Effect of Resiquimod 0.01% Gel on Lesion Healing and Viral Shedding When Applied to Genital Herpes Lesions{triangledown}

Kenneth H. Fife,1* Tze-Chiang Meng,2 Daron G. Ferris,3 and Ping Liu2,{dagger}

Division of Infectious Diseases, Department of Medicine, Indiana University School of Medicine, 435 EH, 545 Barnhill Drive, Indianapolis, Indiana 46202,1 Department of Medical and Scientific Affairs, 3M Pharmaceuticals, 3M Center-275-2W-14, St. Paul, Minnesota 55144,2 Department of Obstetrics and Gynecology, Medical College of Georgia, HH 105, 1120 15th Street, Augusta, Georgia 309123

Received 5 September 2007/ Returned for modification 26 October 2007/ Accepted 12 November 2007

Resiquimod, a Toll-like receptor 7/8 agonist developed as a topical treatment to decrease recurrences of anogenital herpes, induces proinflammatory cytokines that may delay lesion healing. Adults with frequently recurring anogenital herpes were randomized within 24 h of onset of a recurrence to vehicle or resiquimod 0.01% gel two times per week for 3 weeks. Subjects underwent daily lesion assessments and sampling for herpes simplex virus DNA PCR for 21 days or until investigator-determined healing of lesion(s). Eighty-two subjects with a mean age of 39 ± 10.5 years and a median of seven recurrences per year were enrolled in the study. The qualifying recurrence was positive by PCR for herpes simplex virus in 68% of subjects. No difference was observed between the vehicle (39 subjects) and resiquimod (43 subjects) groups with respect to time to healing (median of 7.0 days versus median of 6.5 days, respectively; Cox proportional hazard model ratio of 1.229; 95% confidence interval, 0.778 to 1.942; P = 0.376). The distributions of maximum severity scores for any investigator-assessed local skin signs and for subject-assessed local symptoms were similar between treatment groups (P = 0.807 and P = 0.103, respectively). For subjects with at least one positive PCR result, no difference was observed for time to cessation of viral shedding (median of 7 days versus median of 5 days for vehicle and resiquimod groups, respectively; Cox proportional hazard model ratio of 1.471; 95% confidence interval, 0.786 to 2.754; P = 0.227). Application of resiquimod 0.01% two times per week for 3 weeks did not delay the healing of genital herpes lesions or reduce acute viral shedding.
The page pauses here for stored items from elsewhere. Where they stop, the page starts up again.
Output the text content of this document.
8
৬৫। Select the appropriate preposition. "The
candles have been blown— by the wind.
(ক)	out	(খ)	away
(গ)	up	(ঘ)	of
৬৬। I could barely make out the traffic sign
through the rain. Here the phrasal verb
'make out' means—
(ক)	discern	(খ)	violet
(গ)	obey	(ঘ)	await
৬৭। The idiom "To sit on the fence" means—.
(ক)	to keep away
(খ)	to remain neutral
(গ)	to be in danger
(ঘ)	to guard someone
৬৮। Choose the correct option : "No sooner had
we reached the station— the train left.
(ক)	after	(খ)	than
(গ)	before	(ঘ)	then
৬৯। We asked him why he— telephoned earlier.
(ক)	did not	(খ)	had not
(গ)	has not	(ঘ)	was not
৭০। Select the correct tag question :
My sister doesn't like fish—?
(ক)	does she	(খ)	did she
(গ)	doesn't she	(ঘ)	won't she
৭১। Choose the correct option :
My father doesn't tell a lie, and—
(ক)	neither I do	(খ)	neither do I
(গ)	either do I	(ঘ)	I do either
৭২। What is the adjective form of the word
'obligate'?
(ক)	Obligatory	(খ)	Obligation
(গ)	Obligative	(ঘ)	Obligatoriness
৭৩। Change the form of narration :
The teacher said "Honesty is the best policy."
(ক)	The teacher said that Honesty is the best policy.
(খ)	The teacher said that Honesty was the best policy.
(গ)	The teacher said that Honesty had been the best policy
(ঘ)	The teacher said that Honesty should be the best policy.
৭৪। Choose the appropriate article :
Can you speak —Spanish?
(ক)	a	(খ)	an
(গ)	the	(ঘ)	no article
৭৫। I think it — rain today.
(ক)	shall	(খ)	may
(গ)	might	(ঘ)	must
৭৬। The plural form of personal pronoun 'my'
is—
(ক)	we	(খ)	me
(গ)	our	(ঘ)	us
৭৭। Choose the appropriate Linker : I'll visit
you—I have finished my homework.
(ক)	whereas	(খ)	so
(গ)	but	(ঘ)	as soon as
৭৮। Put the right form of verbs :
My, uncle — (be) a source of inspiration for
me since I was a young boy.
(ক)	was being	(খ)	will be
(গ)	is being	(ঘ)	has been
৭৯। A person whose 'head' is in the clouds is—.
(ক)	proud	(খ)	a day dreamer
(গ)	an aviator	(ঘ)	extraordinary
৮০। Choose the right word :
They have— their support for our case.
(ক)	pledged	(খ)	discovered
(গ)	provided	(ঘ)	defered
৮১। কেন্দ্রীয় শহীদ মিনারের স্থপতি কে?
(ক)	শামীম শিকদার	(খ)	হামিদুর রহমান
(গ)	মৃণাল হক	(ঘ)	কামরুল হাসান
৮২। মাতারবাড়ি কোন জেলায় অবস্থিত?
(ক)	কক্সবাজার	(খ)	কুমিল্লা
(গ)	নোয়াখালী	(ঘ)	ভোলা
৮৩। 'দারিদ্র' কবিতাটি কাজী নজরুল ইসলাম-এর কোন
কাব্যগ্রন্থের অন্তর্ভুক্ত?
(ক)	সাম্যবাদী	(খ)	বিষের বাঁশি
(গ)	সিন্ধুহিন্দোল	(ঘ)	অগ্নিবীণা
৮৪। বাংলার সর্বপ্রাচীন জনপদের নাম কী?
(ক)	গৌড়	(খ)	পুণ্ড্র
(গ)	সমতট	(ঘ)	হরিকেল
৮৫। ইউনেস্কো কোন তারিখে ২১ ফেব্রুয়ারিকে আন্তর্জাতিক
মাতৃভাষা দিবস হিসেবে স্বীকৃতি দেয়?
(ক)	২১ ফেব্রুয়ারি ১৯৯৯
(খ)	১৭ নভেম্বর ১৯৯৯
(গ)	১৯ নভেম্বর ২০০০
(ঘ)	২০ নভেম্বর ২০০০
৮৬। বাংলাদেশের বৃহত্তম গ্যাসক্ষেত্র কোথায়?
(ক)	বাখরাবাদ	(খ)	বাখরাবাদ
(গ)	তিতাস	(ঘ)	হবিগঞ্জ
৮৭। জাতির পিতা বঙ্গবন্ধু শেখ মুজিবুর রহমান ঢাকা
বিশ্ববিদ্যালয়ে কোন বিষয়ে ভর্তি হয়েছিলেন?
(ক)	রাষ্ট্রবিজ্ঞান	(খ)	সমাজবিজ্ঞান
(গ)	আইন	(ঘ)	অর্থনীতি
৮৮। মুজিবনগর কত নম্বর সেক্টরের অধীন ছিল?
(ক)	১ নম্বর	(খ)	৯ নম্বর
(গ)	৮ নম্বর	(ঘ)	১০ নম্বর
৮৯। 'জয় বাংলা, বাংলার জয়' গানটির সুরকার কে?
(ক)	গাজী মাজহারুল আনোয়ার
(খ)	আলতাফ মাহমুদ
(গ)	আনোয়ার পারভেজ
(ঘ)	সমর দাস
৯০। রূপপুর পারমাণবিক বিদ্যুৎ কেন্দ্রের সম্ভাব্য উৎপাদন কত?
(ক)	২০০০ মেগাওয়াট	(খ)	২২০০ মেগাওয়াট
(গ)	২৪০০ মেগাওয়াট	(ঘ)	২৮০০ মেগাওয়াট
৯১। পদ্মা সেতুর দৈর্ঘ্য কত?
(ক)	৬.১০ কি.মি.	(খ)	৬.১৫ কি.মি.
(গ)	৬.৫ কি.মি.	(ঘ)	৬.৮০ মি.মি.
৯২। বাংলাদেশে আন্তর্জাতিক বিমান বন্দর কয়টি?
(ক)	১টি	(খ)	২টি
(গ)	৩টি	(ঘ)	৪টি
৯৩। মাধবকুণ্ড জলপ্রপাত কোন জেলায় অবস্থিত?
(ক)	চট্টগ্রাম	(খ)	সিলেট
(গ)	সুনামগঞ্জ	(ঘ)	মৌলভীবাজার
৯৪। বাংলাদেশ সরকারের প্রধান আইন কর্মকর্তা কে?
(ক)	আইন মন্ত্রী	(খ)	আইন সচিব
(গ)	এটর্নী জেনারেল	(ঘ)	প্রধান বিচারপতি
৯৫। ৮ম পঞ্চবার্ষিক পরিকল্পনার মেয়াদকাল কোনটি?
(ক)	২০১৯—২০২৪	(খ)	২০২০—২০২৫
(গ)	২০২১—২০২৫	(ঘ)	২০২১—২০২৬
* Corresponding author. Mailing address: Indiana University School of Medicine, Emerson Hall 435, 545 Barnhill Drive, Indianapolis, IN 46202. Phone: (317) 274-8114. Fax: (317) 274-1587. E-mail: kfife{at}iupui.edu

{triangledown} Published ahead of print on 26 November 2007.

{dagger} Present address: Department of Biostatistics, M. D. Anderson Cancer Center, 1515 Holcombe Blvd., Unit 447, University of Texas, Houston, TX 77030.


Antimicrobial Agents and Chemotherapy, February 2008, p. 477-482, Vol. 52, No. 2
0066-4804/08/$08.00+0     doi:10.1128/AAC.01173-07
Copyright © 2008, American Society for Microbiology. All Rights Reserved.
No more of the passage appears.